Sosyal medyanın, özellikle seçim atmosferine girilen dönemlerde ya da politik tansiyonun yükseldiği anlarda, kitleleri yönlendirme gücü inkâr edilemez. Yeni hesapların aynı üslubu kullanması, benzer içerikleri paylaşması ve eş zamanlı olarak gündeme sokulan etiketlerin hızla trend olması, doğal bir kullanıcı hareketinden ziyade organize bir çabanın ürünü olabileceğini düşündürüyor.

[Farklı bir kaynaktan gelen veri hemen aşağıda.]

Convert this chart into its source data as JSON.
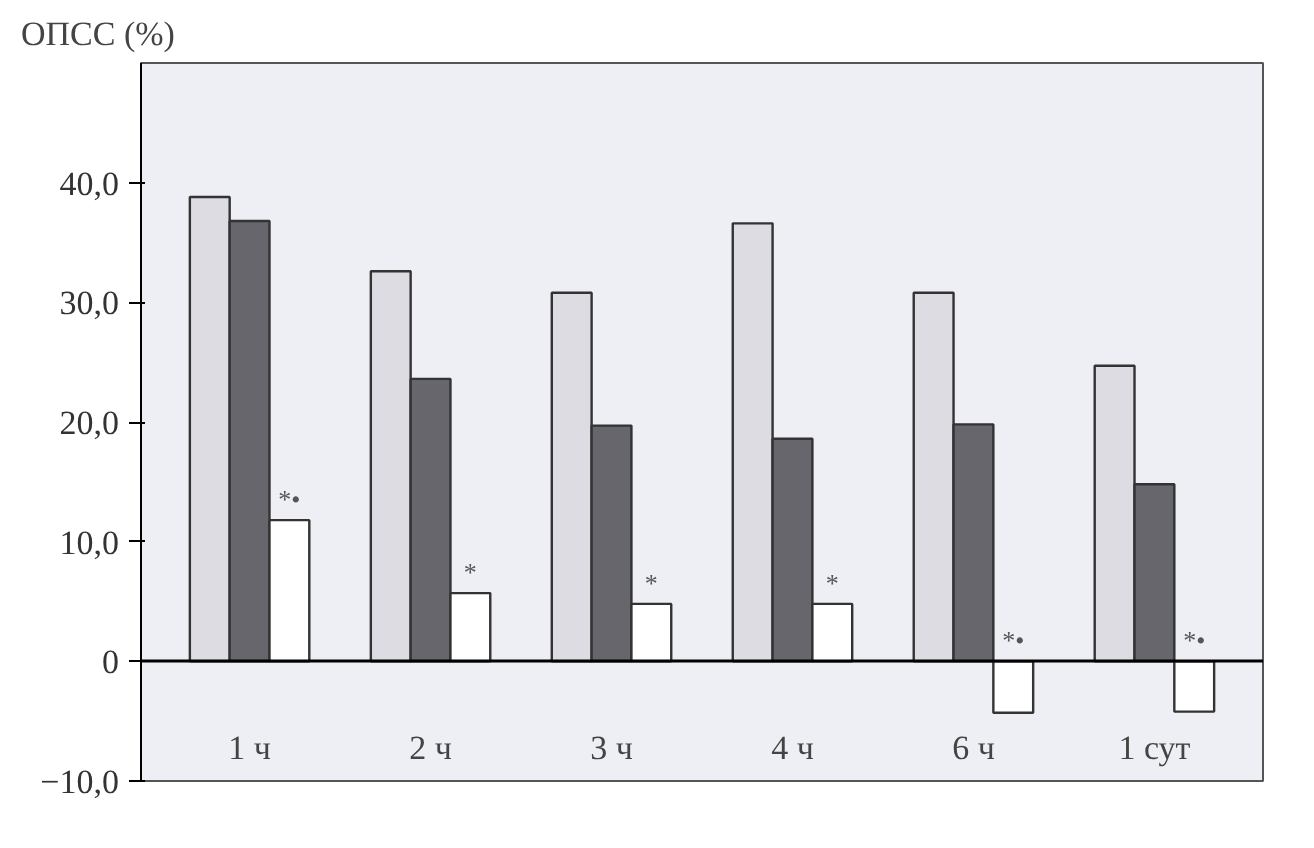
{
  "chart_data": {
    "type": "bar",
    "ylabel": "ОПСС (%)",
    "categories": [
      "1 ч",
      "2 ч",
      "3 ч",
      "4 ч",
      "6 ч",
      "1 сут"
    ],
    "series": [
      {
        "color": "#dcdce2",
        "values": [
          38.8,
          32.6,
          30.8,
          36.6,
          30.8,
          24.7
        ]
      },
      {
        "color": "#66666c",
        "values": [
          36.8,
          23.6,
          19.7,
          18.6,
          19.8,
          14.8
        ]
      },
      {
        "color": "#ffffff",
        "values": [
          11.8,
          5.7,
          4.8,
          4.8,
          -4.3,
          -4.2
        ],
        "value_labels": [
          "*•",
          "*",
          "*",
          "*",
          "*•",
          "*•"
        ]
      }
    ],
    "ylim": [
      -10,
      50
    ],
    "yticks": [
      {
        "value": -10,
        "label": "−10,0"
      },
      0,
      {
        "value": 10,
        "label": "10,0"
      },
      {
        "value": 20,
        "label": "20,0"
      },
      {
        "value": 30,
        "label": "30,0"
      },
      {
        "value": 40,
        "label": "40,0"
      }
    ]
  }
}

Muhalefet cephesine yönelik “zayıflık”, “tutarsızlık” veya “dağınıklık” vurgusu yapılırken; iktidar tarafında “istikrar”, “liderlik” ve “güven” temaları öne çıkarılıyor. Bu karşıtlık, siyasi iletişim stratejisinin dijital ortamda sistematik bir şekilde yürütüldüğünü işaret ediyor.
Bilinçli bir sosyal medya operasyonu, kamuoyunu etkilemenin en hızlı ve maliyetsiz yollarından biri. Bot hesaplar, trol ağları veya organize gönüllü gruplar aracılığıyla içerikler çoğaltılıyor, gündemler belirleniyor ve algı yönetimi yapılıyor. Bu durum, demokratik tartışma ortamını daraltırken, yurttaşların gerçek bilgiye ulaşmasını da zorlaştırıyor.

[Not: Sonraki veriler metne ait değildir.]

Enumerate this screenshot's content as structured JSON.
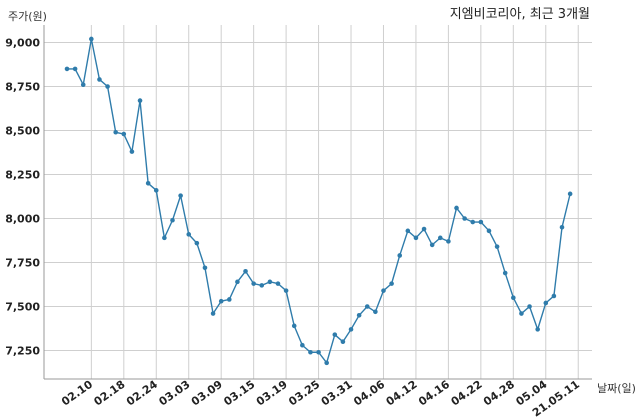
{
  "chart_data": {
    "type": "line",
    "title": "지엠비코리아, 최근 3개월",
    "ylabel": "주가(원)",
    "xlabel": "날짜(일)",
    "grid": true,
    "ylim": [
      7100,
      9100
    ],
    "yticks": [
      7250,
      7500,
      7750,
      8000,
      8250,
      8500,
      8750,
      9000
    ],
    "ytick_labels": [
      "7,250",
      "7,500",
      "7,750",
      "8,000",
      "8,250",
      "8,500",
      "8,750",
      "9,000"
    ],
    "xtick_labels": [
      "02.10",
      "02.18",
      "02.24",
      "03.03",
      "03.09",
      "03.15",
      "03.19",
      "03.25",
      "03.31",
      "04.06",
      "04.12",
      "04.16",
      "04.22",
      "04.28",
      "05.04",
      "21.05.11"
    ],
    "xtick_indices": [
      3,
      7,
      11,
      15,
      19,
      23,
      27,
      31,
      35,
      39,
      43,
      47,
      51,
      55,
      59,
      63
    ],
    "line_color": "#2f7cab",
    "series": [
      {
        "values": [
          8850,
          8850,
          8760,
          9020,
          8790,
          8750,
          8490,
          8480,
          8380,
          8670,
          8200,
          8160,
          7890,
          7990,
          8130,
          7910,
          7860,
          7720,
          7460,
          7530,
          7540,
          7640,
          7700,
          7630,
          7620,
          7640,
          7630,
          7590,
          7390,
          7280,
          7240,
          7240,
          7180,
          7340,
          7300,
          7370,
          7450,
          7500,
          7470,
          7590,
          7630,
          7790,
          7930,
          7890,
          7940,
          7850,
          7890,
          7870,
          8060,
          8000,
          7980,
          7980,
          7930,
          7840,
          7690,
          7550,
          7460,
          7500,
          7370,
          7520,
          7560,
          7950,
          8140
        ]
      }
    ]
  }
}
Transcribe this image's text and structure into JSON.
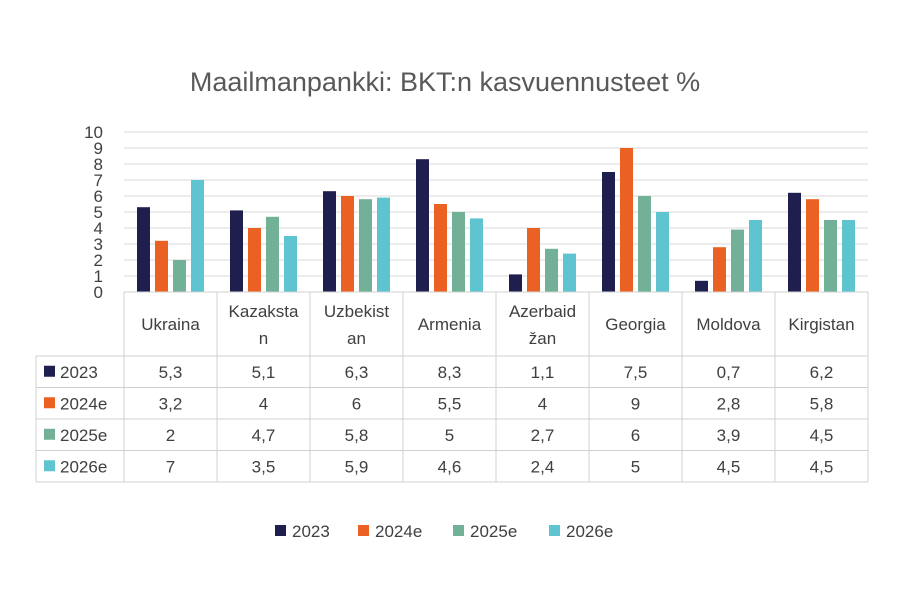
{
  "chart_data": {
    "type": "bar",
    "title": "Maailmanpankki: BKT:n kasvuennusteet %",
    "categories": [
      [
        "Ukraina"
      ],
      [
        "Kazaksta",
        "n"
      ],
      [
        "Uzbekist",
        "an"
      ],
      [
        "Armenia"
      ],
      [
        "Azerbaid",
        "žan"
      ],
      [
        "Georgia"
      ],
      [
        "Moldova"
      ],
      [
        "Kirgistan"
      ]
    ],
    "series": [
      {
        "name": "2023",
        "color": "#1f1f4f",
        "values": [
          5.3,
          5.1,
          6.3,
          8.3,
          1.1,
          7.5,
          0.7,
          6.2
        ],
        "labels": [
          "5,3",
          "5,1",
          "6,3",
          "8,3",
          "1,1",
          "7,5",
          "0,7",
          "6,2"
        ]
      },
      {
        "name": "2024e",
        "color": "#eb6123",
        "values": [
          3.2,
          4,
          6,
          5.5,
          4,
          9,
          2.8,
          5.8
        ],
        "labels": [
          "3,2",
          "4",
          "6",
          "5,5",
          "4",
          "9",
          "2,8",
          "5,8"
        ]
      },
      {
        "name": "2025e",
        "color": "#72b197",
        "values": [
          2,
          4.7,
          5.8,
          5,
          2.7,
          6,
          3.9,
          4.5
        ],
        "labels": [
          "2",
          "4,7",
          "5,8",
          "5",
          "2,7",
          "6",
          "3,9",
          "4,5"
        ]
      },
      {
        "name": "2026e",
        "color": "#5ec5d0",
        "values": [
          7,
          3.5,
          5.9,
          4.6,
          2.4,
          5,
          4.5,
          4.5
        ],
        "labels": [
          "7",
          "3,5",
          "5,9",
          "4,6",
          "2,4",
          "5",
          "4,5",
          "4,5"
        ]
      }
    ],
    "y_ticks": [
      "0",
      "1",
      "2",
      "3",
      "4",
      "5",
      "6",
      "7",
      "8",
      "9",
      "10"
    ],
    "ylim": [
      0,
      10
    ],
    "grid": true,
    "legend_position": "bottom",
    "data_table": true
  }
}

Kuşkusuz sosyal medyada iktidar yanlısı veya muhalif her bireyin paylaşım yapma hakkı vardır. Ancak mesele, bu paylaşımların doğal bir şekilde mi yayıldığı, yoksa görünmeyen bir merkezden yönlendirilip yönlendirilmediğidir.

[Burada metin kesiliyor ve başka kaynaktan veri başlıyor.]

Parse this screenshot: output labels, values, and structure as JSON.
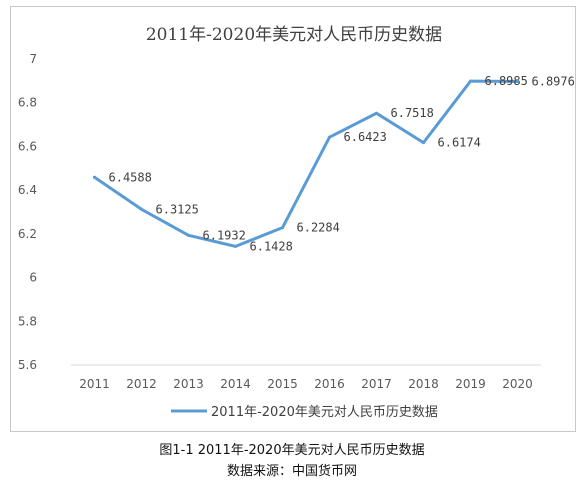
{
  "chart_data": {
    "type": "line",
    "title": "2011年-2020年美元对人民币历史数据",
    "categories": [
      "2011",
      "2012",
      "2013",
      "2014",
      "2015",
      "2016",
      "2017",
      "2018",
      "2019",
      "2020"
    ],
    "series": [
      {
        "name": "2011年-2020年美元对人民币历史数据",
        "values": [
          6.4588,
          6.3125,
          6.1932,
          6.1428,
          6.2284,
          6.6423,
          6.7518,
          6.6174,
          6.8985,
          6.8976
        ],
        "labels": [
          "6.4588",
          "6.3125",
          "6.1932",
          "6.1428",
          "6.2284",
          "6.6423",
          "6.7518",
          "6.6174",
          "6.8985",
          "6.8976"
        ],
        "color": "#5b9bd5"
      }
    ],
    "yticks": [
      "5.6",
      "5.8",
      "6",
      "6.2",
      "6.4",
      "6.6",
      "6.8",
      "7"
    ],
    "ylim": [
      5.6,
      7.0
    ],
    "grid": false,
    "legend": "bottom"
  },
  "captions": {
    "figure": "图1-1 2011年-2020年美元对人民币历史数据",
    "source": "数据来源：中国货币网"
  }
}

Sonuç olarak; sosyal medyada muhalefete karşı artan eleştiriler ve iktidara yönelik yükselen övgüler, tesadüfî bir kullanıcı davranışı olmaktan ziyade organize bir çalışmanın izlerini taşıyor gibi görünüyor. Bu nedenle vatandaşların, karşılaştıkları her içerikte kaynağı sorgulaması, farklı mecralardan haberleri teyit etmesi ve dijital ortamda bilinçli bir tüketici olması her zamankinden daha büyük önem taşıyor.